Hessische Staatskanzlei

Sieben-Punkte-Plan zeigt Erfolge im Bahnhofsviertel

Ein Jahr nach dem Start des Sieben-Punkte-Plans der Landesregierung für ein sicheres und lebenswertes Frankfurter Bahnhofsviertel hat Ministerpräsident Boris Rhein eine positive Zwischenbilanz gezogen.

„Unser Sieben-Punkte-Plan ist ein großer Erfolg“, sagte Rhein in Wiesbaden. „Mit mehr Härte gegen Dealer und mehr Herz für Suchtkranke gelingt es uns deutlich besser, den geschlossenen Kreislauf aus Beschaffung, Konsum und Verelendung im Bahnhofsviertel zu durchbrechen. Wir haben geliefert – und wichtige Etappenziele für das Frankfurter Bahnhofsviertel erreicht.
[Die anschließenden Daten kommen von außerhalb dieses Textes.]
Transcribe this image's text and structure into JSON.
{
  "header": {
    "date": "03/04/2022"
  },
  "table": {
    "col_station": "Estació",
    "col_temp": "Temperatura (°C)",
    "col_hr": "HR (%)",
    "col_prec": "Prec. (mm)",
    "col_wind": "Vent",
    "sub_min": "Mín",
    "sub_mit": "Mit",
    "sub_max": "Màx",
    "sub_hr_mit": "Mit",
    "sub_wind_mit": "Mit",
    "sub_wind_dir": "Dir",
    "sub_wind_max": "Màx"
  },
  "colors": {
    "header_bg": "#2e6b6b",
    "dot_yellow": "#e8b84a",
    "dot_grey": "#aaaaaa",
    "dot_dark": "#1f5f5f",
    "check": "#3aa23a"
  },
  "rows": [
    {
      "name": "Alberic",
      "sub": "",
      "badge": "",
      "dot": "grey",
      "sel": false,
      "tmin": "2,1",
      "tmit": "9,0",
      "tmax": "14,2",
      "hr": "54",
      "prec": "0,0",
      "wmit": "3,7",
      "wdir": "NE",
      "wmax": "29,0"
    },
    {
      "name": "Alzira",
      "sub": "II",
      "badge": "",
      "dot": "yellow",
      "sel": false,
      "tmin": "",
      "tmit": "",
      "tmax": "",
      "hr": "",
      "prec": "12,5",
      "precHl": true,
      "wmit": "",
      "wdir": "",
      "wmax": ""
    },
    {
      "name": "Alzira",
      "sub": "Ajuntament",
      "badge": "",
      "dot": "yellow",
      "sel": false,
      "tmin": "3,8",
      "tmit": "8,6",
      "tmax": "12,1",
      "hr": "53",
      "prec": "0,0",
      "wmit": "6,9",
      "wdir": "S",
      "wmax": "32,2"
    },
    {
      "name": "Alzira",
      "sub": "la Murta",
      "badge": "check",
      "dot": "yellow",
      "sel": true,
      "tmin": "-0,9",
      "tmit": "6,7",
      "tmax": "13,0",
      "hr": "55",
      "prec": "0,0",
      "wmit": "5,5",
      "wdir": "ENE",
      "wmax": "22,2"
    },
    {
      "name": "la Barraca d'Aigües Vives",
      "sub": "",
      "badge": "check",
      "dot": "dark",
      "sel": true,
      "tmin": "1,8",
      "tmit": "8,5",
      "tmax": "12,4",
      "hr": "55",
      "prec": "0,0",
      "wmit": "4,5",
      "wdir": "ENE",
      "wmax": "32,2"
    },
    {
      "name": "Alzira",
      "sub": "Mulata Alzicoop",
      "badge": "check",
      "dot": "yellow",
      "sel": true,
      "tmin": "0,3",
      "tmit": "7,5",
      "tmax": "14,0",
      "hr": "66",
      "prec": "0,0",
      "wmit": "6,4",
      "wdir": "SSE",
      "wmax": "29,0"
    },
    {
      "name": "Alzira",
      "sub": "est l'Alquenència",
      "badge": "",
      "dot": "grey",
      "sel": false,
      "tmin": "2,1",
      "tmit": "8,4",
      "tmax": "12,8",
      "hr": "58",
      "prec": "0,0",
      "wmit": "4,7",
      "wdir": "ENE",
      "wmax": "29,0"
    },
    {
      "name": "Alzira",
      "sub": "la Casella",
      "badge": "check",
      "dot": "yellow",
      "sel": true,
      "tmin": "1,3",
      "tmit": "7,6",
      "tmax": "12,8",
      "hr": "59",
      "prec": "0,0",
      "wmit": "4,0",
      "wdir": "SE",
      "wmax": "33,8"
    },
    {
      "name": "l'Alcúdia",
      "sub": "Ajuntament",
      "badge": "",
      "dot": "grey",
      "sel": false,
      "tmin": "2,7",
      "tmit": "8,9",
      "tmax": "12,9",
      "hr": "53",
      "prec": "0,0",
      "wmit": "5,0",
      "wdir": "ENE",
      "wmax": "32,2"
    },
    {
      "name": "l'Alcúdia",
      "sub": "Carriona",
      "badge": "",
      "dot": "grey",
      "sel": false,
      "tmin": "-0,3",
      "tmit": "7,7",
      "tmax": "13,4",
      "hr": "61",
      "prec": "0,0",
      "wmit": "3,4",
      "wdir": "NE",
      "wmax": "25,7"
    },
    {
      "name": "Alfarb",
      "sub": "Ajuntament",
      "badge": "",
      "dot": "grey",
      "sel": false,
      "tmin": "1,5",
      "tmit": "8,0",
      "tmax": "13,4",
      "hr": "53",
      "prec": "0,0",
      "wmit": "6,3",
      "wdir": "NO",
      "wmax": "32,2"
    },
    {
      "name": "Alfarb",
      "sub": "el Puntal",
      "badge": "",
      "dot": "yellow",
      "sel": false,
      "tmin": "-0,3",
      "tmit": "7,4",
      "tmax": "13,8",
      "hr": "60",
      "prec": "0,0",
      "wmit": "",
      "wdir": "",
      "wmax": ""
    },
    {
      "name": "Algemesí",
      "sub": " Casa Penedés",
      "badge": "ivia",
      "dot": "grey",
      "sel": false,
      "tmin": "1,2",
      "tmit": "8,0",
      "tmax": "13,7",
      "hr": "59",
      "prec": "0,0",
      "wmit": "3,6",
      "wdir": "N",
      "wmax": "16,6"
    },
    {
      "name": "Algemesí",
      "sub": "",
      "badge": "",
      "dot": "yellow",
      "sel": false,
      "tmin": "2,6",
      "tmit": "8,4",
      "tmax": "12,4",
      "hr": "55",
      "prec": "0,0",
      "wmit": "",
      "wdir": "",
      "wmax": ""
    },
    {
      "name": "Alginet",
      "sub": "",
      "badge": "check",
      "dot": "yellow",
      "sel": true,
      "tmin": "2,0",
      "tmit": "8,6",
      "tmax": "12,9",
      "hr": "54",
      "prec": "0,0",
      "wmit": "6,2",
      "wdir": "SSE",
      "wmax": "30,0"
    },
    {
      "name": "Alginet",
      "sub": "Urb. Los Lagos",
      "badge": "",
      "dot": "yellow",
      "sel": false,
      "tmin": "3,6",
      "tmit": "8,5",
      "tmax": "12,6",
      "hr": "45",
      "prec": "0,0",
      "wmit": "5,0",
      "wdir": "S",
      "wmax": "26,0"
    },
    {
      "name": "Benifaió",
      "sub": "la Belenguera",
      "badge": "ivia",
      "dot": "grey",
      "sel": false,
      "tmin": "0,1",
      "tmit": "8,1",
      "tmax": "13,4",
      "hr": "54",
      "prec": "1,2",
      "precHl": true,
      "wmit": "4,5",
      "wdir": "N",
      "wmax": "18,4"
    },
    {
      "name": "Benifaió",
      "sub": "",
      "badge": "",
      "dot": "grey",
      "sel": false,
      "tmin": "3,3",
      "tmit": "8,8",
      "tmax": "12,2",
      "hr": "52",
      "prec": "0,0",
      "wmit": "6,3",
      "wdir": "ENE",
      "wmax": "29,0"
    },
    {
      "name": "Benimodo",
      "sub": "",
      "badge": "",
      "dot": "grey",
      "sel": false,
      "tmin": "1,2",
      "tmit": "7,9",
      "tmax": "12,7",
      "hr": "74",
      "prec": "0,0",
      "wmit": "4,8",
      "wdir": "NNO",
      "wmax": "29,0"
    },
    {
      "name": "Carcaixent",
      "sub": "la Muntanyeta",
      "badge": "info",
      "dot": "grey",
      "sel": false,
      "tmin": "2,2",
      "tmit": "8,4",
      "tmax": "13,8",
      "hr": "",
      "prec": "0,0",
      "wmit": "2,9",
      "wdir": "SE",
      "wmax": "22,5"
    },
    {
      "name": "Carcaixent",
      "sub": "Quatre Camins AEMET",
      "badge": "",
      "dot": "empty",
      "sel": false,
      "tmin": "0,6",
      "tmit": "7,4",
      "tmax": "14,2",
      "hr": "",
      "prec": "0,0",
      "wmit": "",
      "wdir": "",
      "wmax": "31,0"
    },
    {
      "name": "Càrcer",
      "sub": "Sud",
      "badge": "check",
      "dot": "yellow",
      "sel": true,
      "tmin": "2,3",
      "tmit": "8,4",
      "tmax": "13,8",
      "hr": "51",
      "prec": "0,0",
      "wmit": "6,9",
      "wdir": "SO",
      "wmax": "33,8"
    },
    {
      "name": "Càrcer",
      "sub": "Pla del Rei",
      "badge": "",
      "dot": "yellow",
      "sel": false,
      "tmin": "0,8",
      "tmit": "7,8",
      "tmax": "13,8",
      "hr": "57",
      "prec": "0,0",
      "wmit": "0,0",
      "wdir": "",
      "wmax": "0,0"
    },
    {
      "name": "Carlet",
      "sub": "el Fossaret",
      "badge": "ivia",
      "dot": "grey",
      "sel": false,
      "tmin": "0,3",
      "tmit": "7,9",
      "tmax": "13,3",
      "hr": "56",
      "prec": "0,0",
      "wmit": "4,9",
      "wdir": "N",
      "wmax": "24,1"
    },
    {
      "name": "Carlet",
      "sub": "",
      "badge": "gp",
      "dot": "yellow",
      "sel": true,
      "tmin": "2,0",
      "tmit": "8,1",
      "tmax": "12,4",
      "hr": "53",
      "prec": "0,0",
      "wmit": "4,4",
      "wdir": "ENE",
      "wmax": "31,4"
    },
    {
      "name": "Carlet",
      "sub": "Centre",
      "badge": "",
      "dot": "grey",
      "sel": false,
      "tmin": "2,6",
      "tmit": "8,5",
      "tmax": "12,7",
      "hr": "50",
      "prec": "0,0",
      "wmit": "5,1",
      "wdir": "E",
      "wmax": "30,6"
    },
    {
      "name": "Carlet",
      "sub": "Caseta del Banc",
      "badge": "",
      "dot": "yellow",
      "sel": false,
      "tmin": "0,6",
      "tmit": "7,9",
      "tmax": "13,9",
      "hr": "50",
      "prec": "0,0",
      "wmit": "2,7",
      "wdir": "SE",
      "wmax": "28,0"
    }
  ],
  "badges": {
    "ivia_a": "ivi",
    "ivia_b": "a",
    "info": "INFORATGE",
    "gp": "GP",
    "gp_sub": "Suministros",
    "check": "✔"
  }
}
Der Erfolg bestätigt mich darin, den eingeschlagenen Weg konsequent weiterzugehen.“

Im März 2025 hatte Ministerpräsident Rhein einen Sieben-Punkte-Plan vorgelegt, mit dem das Land die Sicherheit im Frankfurter Bahnhofsviertel spürbar verbessern, Drogenkranken eine Perspektive aus der Abhängigkeit bieten und das Vertrauen in die Handlungsfähigkeit des Staates stärken will. Der Plan umfasst unter anderem mehr Polizeipräsenz auf der Straße, Dauer-Razzien gegen Dealer und den Einsatz KI-gestützter Videoüberwachung an Brennpunkten. Mit dem Plan will das Land zudem die Versorgung Drogenabhängiger vorantreiben, Hilfen für Wohnungslose ausbauen und Beratungs- und Behandlungsangebote aus dem Bahnhofsviertel heraus verlagern.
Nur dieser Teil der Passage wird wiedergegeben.